If Tinubu were politically sophisticated, he would have known that Buhari’s political fate has since been decided by the country’s most powerful army generals — Olusegun Obasanjo, Ibrahim Babangida, Abdulsalami Abubakar, TY Danjuma, and Aliyu Gusau. Had Tinubu been sincere to himself, he would have known that it would be easier for a camel to pass through the eye of a needle than Buhari to win the 2019 presidential election, especially given how world powers such the US, the UK, EU, Canada, Saudi Arabia, Iran, etc., have all agreed that Buhari must go so that peace, unity and economic prosperity could return to Nigeria.
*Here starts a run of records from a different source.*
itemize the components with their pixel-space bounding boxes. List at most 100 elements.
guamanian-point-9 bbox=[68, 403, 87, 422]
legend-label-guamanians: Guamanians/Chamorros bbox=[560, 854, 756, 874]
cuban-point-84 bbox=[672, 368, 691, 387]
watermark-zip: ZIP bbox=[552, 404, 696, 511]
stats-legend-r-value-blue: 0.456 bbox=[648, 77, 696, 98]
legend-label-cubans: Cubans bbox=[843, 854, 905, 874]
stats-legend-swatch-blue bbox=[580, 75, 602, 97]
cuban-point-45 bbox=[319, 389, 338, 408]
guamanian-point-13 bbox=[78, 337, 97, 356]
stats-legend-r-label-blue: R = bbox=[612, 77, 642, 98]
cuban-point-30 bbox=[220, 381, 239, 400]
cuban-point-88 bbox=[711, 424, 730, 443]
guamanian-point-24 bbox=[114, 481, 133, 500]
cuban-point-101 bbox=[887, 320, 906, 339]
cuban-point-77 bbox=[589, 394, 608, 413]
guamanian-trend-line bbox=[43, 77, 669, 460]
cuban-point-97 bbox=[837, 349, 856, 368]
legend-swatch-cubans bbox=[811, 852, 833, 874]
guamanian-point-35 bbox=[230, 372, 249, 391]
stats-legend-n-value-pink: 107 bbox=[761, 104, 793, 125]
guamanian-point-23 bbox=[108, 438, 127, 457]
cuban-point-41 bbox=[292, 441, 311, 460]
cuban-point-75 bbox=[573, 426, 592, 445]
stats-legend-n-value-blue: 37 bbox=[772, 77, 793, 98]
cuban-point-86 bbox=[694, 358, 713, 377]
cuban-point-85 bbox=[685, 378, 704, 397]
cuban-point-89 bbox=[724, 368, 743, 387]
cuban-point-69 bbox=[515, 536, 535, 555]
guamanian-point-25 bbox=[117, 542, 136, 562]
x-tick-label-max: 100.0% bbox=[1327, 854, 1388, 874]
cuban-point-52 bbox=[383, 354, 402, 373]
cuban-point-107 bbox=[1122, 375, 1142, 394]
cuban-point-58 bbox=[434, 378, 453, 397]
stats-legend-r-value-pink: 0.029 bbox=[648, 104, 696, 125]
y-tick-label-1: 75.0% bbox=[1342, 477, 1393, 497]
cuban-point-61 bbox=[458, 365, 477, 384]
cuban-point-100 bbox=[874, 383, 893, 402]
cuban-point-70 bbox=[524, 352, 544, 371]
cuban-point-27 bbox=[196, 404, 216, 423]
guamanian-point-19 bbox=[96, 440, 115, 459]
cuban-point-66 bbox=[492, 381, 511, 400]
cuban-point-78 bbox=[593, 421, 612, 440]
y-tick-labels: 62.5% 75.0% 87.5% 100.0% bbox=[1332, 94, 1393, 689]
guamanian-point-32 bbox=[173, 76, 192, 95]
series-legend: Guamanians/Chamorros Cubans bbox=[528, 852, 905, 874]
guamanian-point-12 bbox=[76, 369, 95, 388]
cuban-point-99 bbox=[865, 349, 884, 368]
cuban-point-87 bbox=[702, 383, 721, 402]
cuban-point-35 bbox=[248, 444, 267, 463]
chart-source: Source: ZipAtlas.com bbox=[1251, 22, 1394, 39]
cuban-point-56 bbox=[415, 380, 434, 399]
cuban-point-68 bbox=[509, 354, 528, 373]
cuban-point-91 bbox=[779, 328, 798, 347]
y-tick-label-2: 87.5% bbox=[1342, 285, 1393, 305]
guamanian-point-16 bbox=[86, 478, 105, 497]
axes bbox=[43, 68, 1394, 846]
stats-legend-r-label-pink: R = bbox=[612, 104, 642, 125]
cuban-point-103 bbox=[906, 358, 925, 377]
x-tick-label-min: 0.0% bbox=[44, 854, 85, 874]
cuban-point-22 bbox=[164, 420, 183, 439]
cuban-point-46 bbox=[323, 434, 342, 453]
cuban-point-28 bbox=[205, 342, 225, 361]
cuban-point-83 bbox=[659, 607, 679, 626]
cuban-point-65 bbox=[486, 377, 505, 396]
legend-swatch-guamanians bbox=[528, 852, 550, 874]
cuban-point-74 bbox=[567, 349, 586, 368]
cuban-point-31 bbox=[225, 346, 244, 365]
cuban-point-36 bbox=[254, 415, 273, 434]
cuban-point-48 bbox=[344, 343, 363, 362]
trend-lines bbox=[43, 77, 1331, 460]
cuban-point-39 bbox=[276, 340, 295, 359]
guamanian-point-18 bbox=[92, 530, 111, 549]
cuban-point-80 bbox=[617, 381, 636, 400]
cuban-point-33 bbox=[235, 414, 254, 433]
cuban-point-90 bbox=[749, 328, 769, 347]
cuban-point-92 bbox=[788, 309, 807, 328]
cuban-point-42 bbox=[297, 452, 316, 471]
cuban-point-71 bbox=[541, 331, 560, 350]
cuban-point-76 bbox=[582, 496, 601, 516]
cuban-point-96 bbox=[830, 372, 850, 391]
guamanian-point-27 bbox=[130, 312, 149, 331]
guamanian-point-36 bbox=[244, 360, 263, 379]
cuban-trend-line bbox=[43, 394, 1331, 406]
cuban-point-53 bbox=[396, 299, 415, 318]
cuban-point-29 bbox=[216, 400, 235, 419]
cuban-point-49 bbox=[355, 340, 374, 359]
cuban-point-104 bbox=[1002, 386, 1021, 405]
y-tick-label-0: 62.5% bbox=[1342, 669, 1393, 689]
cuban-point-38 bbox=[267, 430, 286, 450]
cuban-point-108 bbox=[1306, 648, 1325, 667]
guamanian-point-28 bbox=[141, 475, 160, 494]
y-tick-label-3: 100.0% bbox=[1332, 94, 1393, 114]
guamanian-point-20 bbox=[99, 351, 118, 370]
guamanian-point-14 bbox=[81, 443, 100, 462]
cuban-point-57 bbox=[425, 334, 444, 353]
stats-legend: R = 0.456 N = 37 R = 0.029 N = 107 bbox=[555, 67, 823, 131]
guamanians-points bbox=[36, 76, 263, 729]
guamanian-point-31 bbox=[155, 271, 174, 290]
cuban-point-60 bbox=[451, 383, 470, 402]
If I were Tinubu, this would have been the most appropriate time to settle scores with Buhari. There wouldn’t have been a better time to revive the old friendship with Atiku, the next president. Even if Tinubu doesn’t feel like publicly supporting Atiku, it would have been politically wise for him to keep quiet rather than cry more than Buhari the bereaved, as he did recently.
Who was Tinubu trying to impress with his recent vulgar language? Wasn’t it simply exposing his quick-to-anger personality, his self-centeredness and his self-praise? A man controlling his kind of regional political power bloc shouldn’t have been this undiplomatic in language. Or is Tinubu telling us that once one lived in a ghetto one could have left the ghetto without the ghetto leaving one? “Self-discipline,” Elbert Hubbard rightly said, “is the ability to do what you should do, when you should do it, whether you feel like it or not.” This important leadership personality trait seems to be completely lacking in Ahmed Tinubu. He was recently caught on camera bitter and shouting, as he told Governor Ambode, “You don’t dare talk when I am talking! Because I have spoiled you (by making you governor), you now talk when I am talking.” Did Tinubu fail to recognize that he should have respected, not necessarily Ambode as the chief executive and the number-one citizen of Lagos State but the office of the governor of Lagos which Ambode occupies and Tinubu once occupied himself?
Another Tinubu’s recent outburst is where he publicly said, “We don’t fear, whether he (Atiku) is meeting in the jungle, in Dubai or in Abu Dhabi…but we are not going back to the illusion of the PDP…We can’t go back to the pit that we inherited for 16 years. They can strategize from anywhere, but a leopard cannot change its skin.” This only shows Tinubu’s tactlessness. It also portrays his political naiveté and his endlessly living in the fool’s world. Imagine believing that Buhari will hand over to him in 2023 should he ever win!
I thought Tinubu, as Atiku’s old friend, would have imbibed some leadership qualities from him: his calmness, friendliness, generosity and tolerance; particularly his likeability among the Nigeria youths whom he is always interacting with on social media and at social events. Also, didn’t he learn Atiku’s humility and bridge-building ability among political allies and across ethnic and religious divide? Did he not grasp Atiku’s quality of being a trusted deal-maker with exceptional love for the poor, whom he helps through many foundations and social causes?
You Tinubu are too imperial and withdrawn, always calculating what you can take out of the system. As a result, you are not seen to be a nationalist but a regional leader. Of course, it is not too late for you to abandon the APC ship, which Buhari is about to sink.